Workup for Low Alkaline Phosphatase Levels
Low alkaline phosphatase (ALP) levels should be thoroughly evaluated for hypophosphatasia (HPP), the most common genetic cause of persistently low ALP, as this condition can be misdiagnosed as other disorders and may be worsened by certain treatments like antiresorptive therapy. 1
Initial Evaluation
Confirm persistent low ALP:
- Repeat ALP measurement to confirm persistently low levels
- Check bone-specific ALP isoenzyme (may be low even when total ALP appears normal) 2
Laboratory studies:
- Measure ALP substrates:
- Calcium and phosphate levels
- Parathyroid hormone (PTH)
- 25(OH) vitamin D levels
- Liver function tests (to rule out liver disease)
- Check for zinc and magnesium deficiency (can cause low ALP)
Imaging Studies
Skeletal radiographs to evaluate for:
- Stress fractures
- Pseudofractures
- Chondrocalcinosis
- Calcific periarthritis
- Premature fusion of cranial sutures (in pediatric cases)
Bone density scan (DXA) to assess for osteopenia/osteoporosis
Genetic Testing
- ALPL gene sequencing to identify pathogenic variants associated with HPP 1
- Note that some patients with clinical HPP may have normal results after exon sequencing, suggesting mutations in regulatory regions or other genes 1
Clinical Assessment
Detailed history focusing on:
- Skeletal pain and weakness
- History of fractures, especially stress fractures or atypical femoral fractures
- Dental problems (early tooth loss, "gray gums") 2
- Joint pain and arthritis
- Family history of similar symptoms
Physical examination focusing on:
- Musculoskeletal system
- Dental status
- Neurological assessment
Differential Diagnosis
Low ALP can be seen in:
Genetic causes:
- Hypophosphatasia (most common genetic cause)
- Wilson's disease
Acquired causes:
- Malnutrition
- Vitamin and mineral deficiencies (zinc, magnesium)

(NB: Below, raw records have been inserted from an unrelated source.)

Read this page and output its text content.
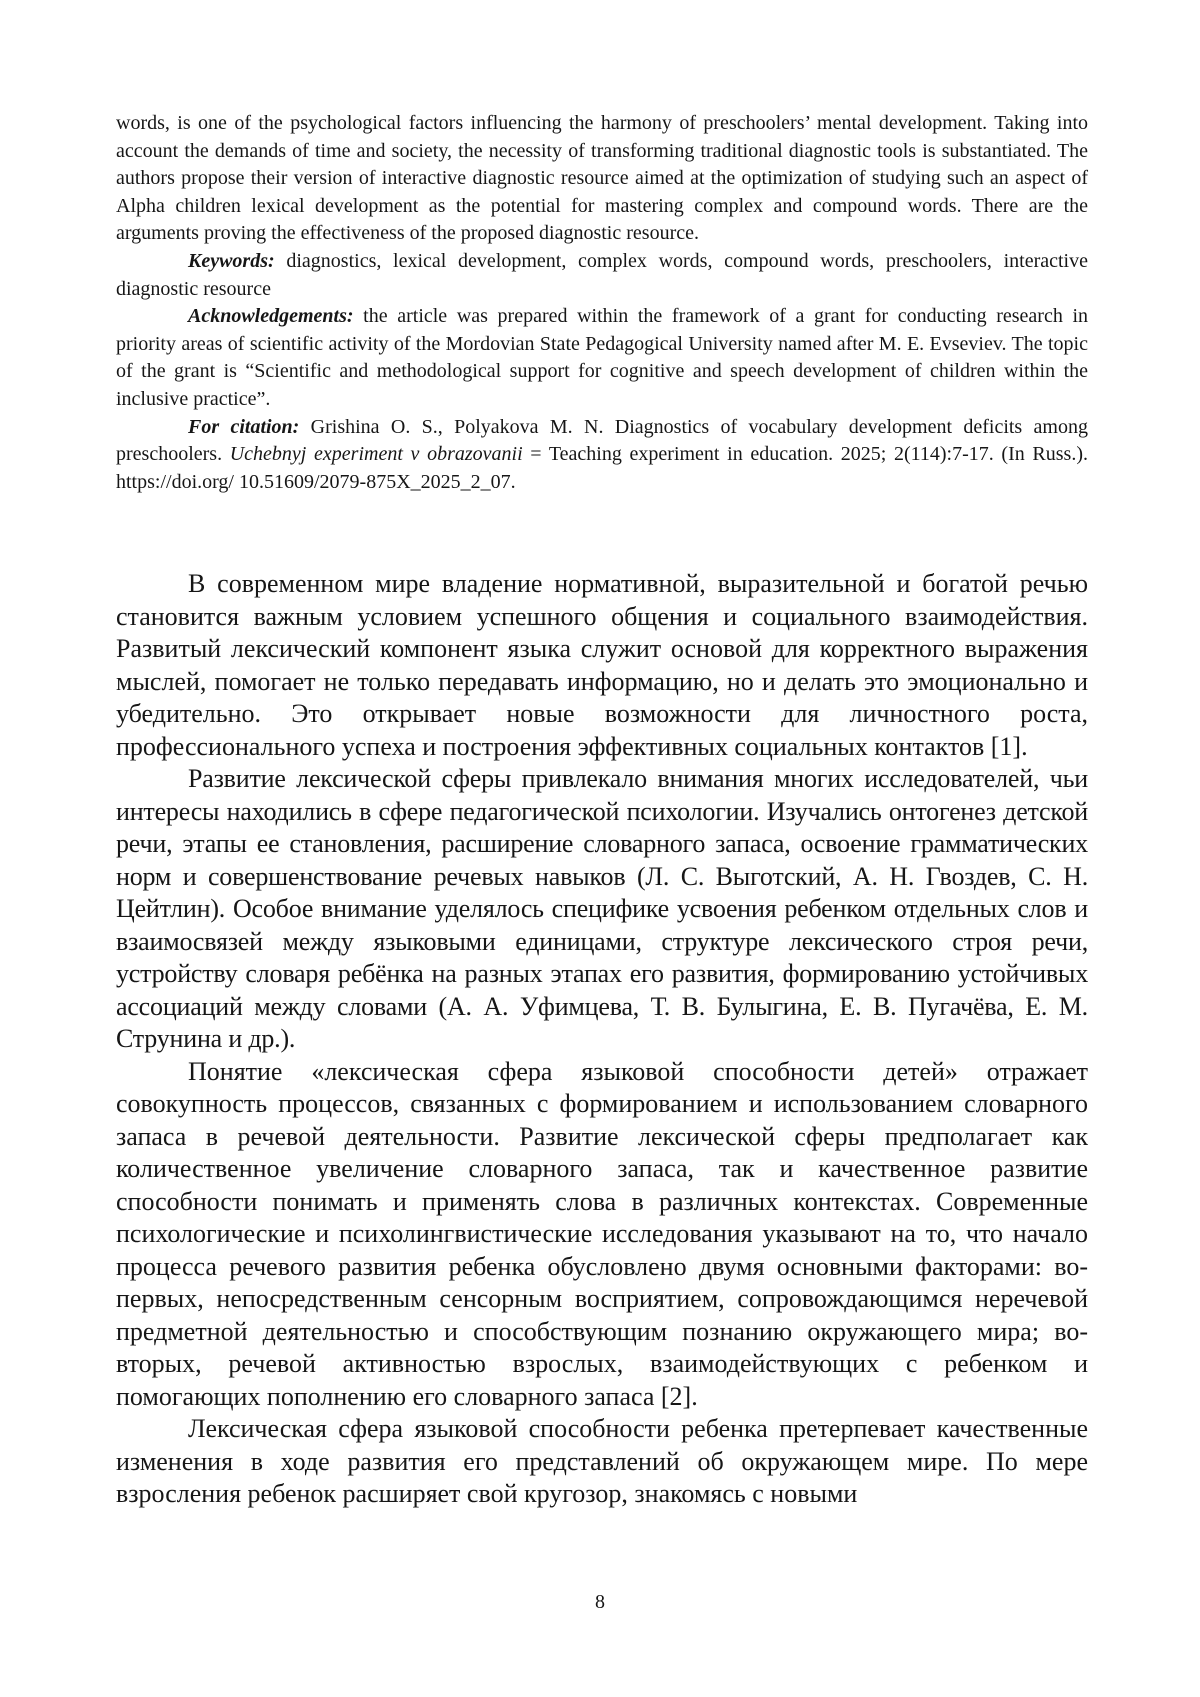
words, is one of the psychological factors influencing the harmony of preschoolers’ mental development. Taking into account the demands of time and society, the necessity of transforming traditional diagnostic tools is substantiated. The authors propose their version of interactive diagnostic resource aimed at the optimization of studying such an aspect of Alpha children lexical development as the potential for mastering complex and compound words. There are the arguments proving the effectiveness of the proposed diagnostic resource.

Keywords: diagnostics, lexical development, complex words, compound words, preschoolers, interactive diagnostic resource

Acknowledgements: the article was prepared within the framework of a grant for conducting research in priority areas of scientific activity of the Mordovian State Pedagogical University named after M. E. Evseviev. The topic of the grant is “Scientific and methodological support for cognitive and speech development of children within the inclusive practice”.

For citation: Grishina O. S., Polyakova M. N. Diagnostics of vocabulary development deficits among preschoolers. Uchebnyj experiment v obrazovanii = Teaching experiment in education. 2025; 2(114):7-17. (In Russ.). https://doi.org/ 10.51609/2079-875X_2025_2_07.

В современном мире владение нормативной, выразительной и богатой речью становится важным условием успешного общения и социального взаимодействия. Развитый лексический компонент языка служит основой для корректного выражения мыслей, помогает не только передавать информацию, но и делать это эмоционально и убедительно. Это открывает новые возможности для личностного роста, профессионального успеха и построения эффективных социальных контактов [1].

Развитие лексической сферы привлекало внимания многих исследователей, чьи интересы находились в сфере педагогической психологии. Изучались онтогенез детской речи, этапы ее становления, расширение словарного запаса, освоение грамматических норм и совершенствование речевых навыков (Л. С. Выготский, А. Н. Гвоздев, С. Н. Цейтлин). Особое внимание уделялось специфике усвоения ребенком отдельных слов и взаимосвязей между языковыми единицами, структуре лексического строя речи, устройству словаря ребёнка на разных этапах его развития, формированию устойчивых ассоциаций между словами (А. А. Уфимцева, Т. В. Булыгина, Е. В. Пугачёва, Е. М. Струнина и др.).

Понятие «лексическая сфера языковой способности детей» отражает совокупность процессов, связанных с формированием и использованием словарного запаса в речевой деятельности. Развитие лексической сферы предполагает как количественное увеличение словарного запаса, так и качественное развитие способности понимать и применять слова в различных контекстах. Современные психологические и психолингвистические исследования указывают на то, что начало процесса речевого развития ребенка обусловлено двумя основными факторами: во-первых, непосредственным сенсорным восприятием, сопровождающимся неречевой предметной деятельностью и способствующим познанию окружающего мира; во-вторых, речевой активностью взрослых, взаимодействующих с ребенком и помогающих пополнению его словарного запаса [2].

Лексическая сфера языковой способности ребенка претерпевает качественные изменения в ходе развития его представлений об окружающем мире. По мере взросления ребенок расширяет свой кругозор, знакомясь с новыми

8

- Endocrine disorders (hypothyroidism, hypoparathyroidism)
- Severe acute illness
- Medication effects (antiresorptives, glucocorticoids)
Special Considerations
- Low ALP is often not flagged by laboratories as abnormal, leading to missed diagnoses 4
- Consider HPP in patients diagnosed with fibromyalgia who have low ALP levels (9.3% of fibromyalgia patients may have consistently low ALP) 3
- HPP should be considered in osteoporosis clinic patients with low ALP (found in 9% of such patients) 5
- Patients with HPP should avoid antiresorptive therapy as it may worsen their condition and increase risk of atypical femoral fractures 5
Management Implications
- Diagnosis of HPP may lead to enzyme replacement therapy with asfotase alfa 2
- Proper diagnosis prevents inappropriate treatment with antiresorptives, which are contraindicated in HPP 5
- Genetic counseling should be offered to affected individuals and families
Early diagnosis is crucial as treatment options are now available for HPP, and avoiding inappropriate treatments can prevent complications.